V Domenica di Pasqua
Anno C
(At 14,21-27 Sal 144 Ap 21,1-5 Gv 13,31-35)
Domenica 15 Maggio 2022
Commento di Simona Segoloni Ruta – Teologa
Il libro dell’Apocalisse ci racconta una visione. Oggi è frequente dire delle aziende o delle organizzazioni che hanno una vision, hanno cioè ben chiaro che cosa vogliono essere e quale risultato vogliono portare nella realtà, poi, in base a questa vision, ogni azienda e ogni organizzazione struttura la propria mission, il proprio operare cioè in vista dei risultati. Non si danno però né risultati né azione senza visione, senza saper vedere quello che ancora non c’è, senza sapere chi si vuole diventare o chi si è chiamati a diventare.
L’Apocalisse ci racconta una visione, quella che riguarda la chiesa. In questo breve passaggio che è praticamente alla fine del racconto si contempla il rinnovamento di tutte le cose, un ordine nuovo del mondo (cielo e terra diversi e niente più mare) e Dio che dimora con gli esseri umani. In questo quadro la chiesa è descritta come quella città, cioè quel luogo ospitale e variegato dove si può vivere insieme, nella quale Dio abita. La chiesa è quel noi, entrando nel quale (come oltrepassando le mura spesse delle nostre città antiche), si può stare con Dio, lasciarsi asciugare le lacrime, dimenticare il lutto e l’affanno, relegare anche la morte fra le cose di ieri. La visione ci dice che la chiesa è il luogo della vita e della consolazione, perché rende presente Dio stesso.
Tutto questo accade per la logica semplicissima ed essenziale che i pochi versetti del Vangelo ci annunciano di nuovo: dall’amore che i credenti hanno gli uni per gli altri, tutti sapranno che sono discepoli di Cristo e così questo amore, la cura concreta, ovvia e banale di ogni giorno, diventerà lo spazio accogliente nel quale la gloria di Dio sarà evidente e il noi di quelli che si amano comincerà a rinnovare la terra sulla quale vedremo svanire persino la morte.

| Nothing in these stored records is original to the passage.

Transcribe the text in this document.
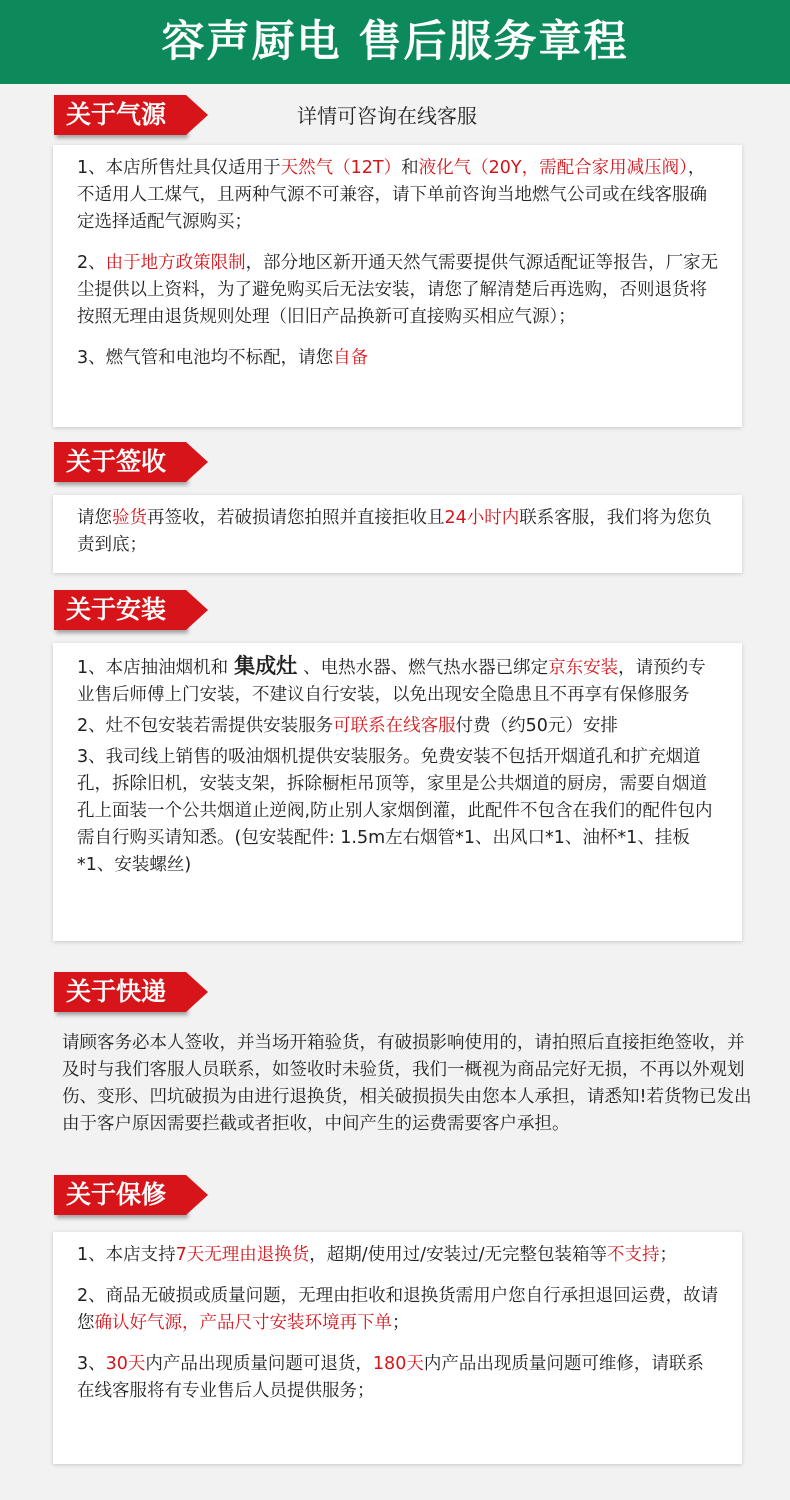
容声厨电 售后服务章程
关于气源	详情可咨询在线客服

1、本店所售灶具仅适用于天然气（12T）和液化气（20Y，需配合家用减压阀），不适用人工煤气，且两种气源不可兼容，请下单前咨询当地燃气公司或在线客服确定选择适配气源购买；

2、由于地方政策限制，部分地区新开通天然气需要提供气源适配证等报告，厂家无尘提供以上资料，为了避免购买后无法安装，请您了解清楚后再选购，否则退货将按照无理由退货规则处理（旧旧产品换新可直接购买相应气源）；

3、燃气管和电池均不标配，请您自备

关于签收

请您验货再签收，若破损请您拍照并直接拒收且24小时内联系客服，我们将为您负责到底；

关于安装

1、本店抽油烟机和 集成灶 、电热水器、燃气热水器已绑定京东安装，请预约专业售后师傅上门安装，不建议自行安装，以免出现安全隐患且不再享有保修服务

2、灶不包安装若需提供安装服务可联系在线客服付费（约50元）安排

3、我司线上销售的吸油烟机提供安装服务。免费安装不包括开烟道孔和扩充烟道孔，拆除旧机，安装支架，拆除橱柜吊顶等，家里是公共烟道的厨房，需要自烟道孔上面装一个公共烟道止逆阀,防止别人家烟倒灌，此配件不包含在我们的配件包内需自行购买请知悉。(包安装配件: 1.5m左右烟管*1、出风口*1、油杯*1、挂板*1、安装螺丝)

关于快递
请顾客务必本人签收，并当场开箱验货，有破损影响使用的，请拍照后直接拒绝签收，并及时与我们客服人员联系，如签收时未验货，我们一概视为商品完好无损，不再以外观划伤、变形、凹坑破损为由进行退换货，相关破损损失由您本人承担，请悉知!若货物已发出由于客户原因需要拦截或者拒收，中间产生的运费需要客户承担。
关于保修

1、本店支持7天无理由退换货，超期/使用过/安装过/无完整包装箱等不支持；

2、商品无破损或质量问题，无理由拒收和退换货需用户您自行承担退回运费，故请您确认好气源，产品尺寸安装环境再下单；

3、30天内产品出现质量问题可退货，180天内产品出现质量问题可维修，请联系在线客服将有专业售后人员提供服务；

La visione ci dice che la chiesa non è innanzitutto un’istituzione con una storia gloriosa, personaggi importanti, beni e potere, regole, sacralità, curiose usanze di qualche secolo fa. La visione ci dice che la chiesa è uno spazio di relazioni umane nel quale lo Spirito viene assecondato al punto che l’amore reciproco diventa capace di convincere della bellezza del Vangelo anche altri, che così a loro volta possono dimenticare affanni e lutto. Questa era la visione di Paolo e Barnaba (prima lettura) che tornano ad Antiochia a raccontare come lo Spirito li abbia accompagnati nella missione fino al fatto del tutto imprevisto della conversione dei pagani. Non tornano ad Antiochia per vantarsi, per affermare il loro successo o per vedersi riconosciuto un incarico; tornano ad Antiochia perché quella è la chiesa da cui sono partiti, quelli sono i discepoli e le discepole che li hanno sostenuti, che hanno pregato con loro, che li hanno amati e che loro hanno amato. Non c’è missione che non parta da questo amore, che stringe in relazioni fedeli e fa essere responsabili gli uni degli altri. Non c’è missione che non parta da un luogo, volti precisi, nomi, persone di cui si vuole avere cura.
Spesso si parla (a ragion veduta) della crisi della chiesa. La via di uscita è tornare ad avere una visione, la stessa che il Vangelo ci ha consegnato fin dall’inizio.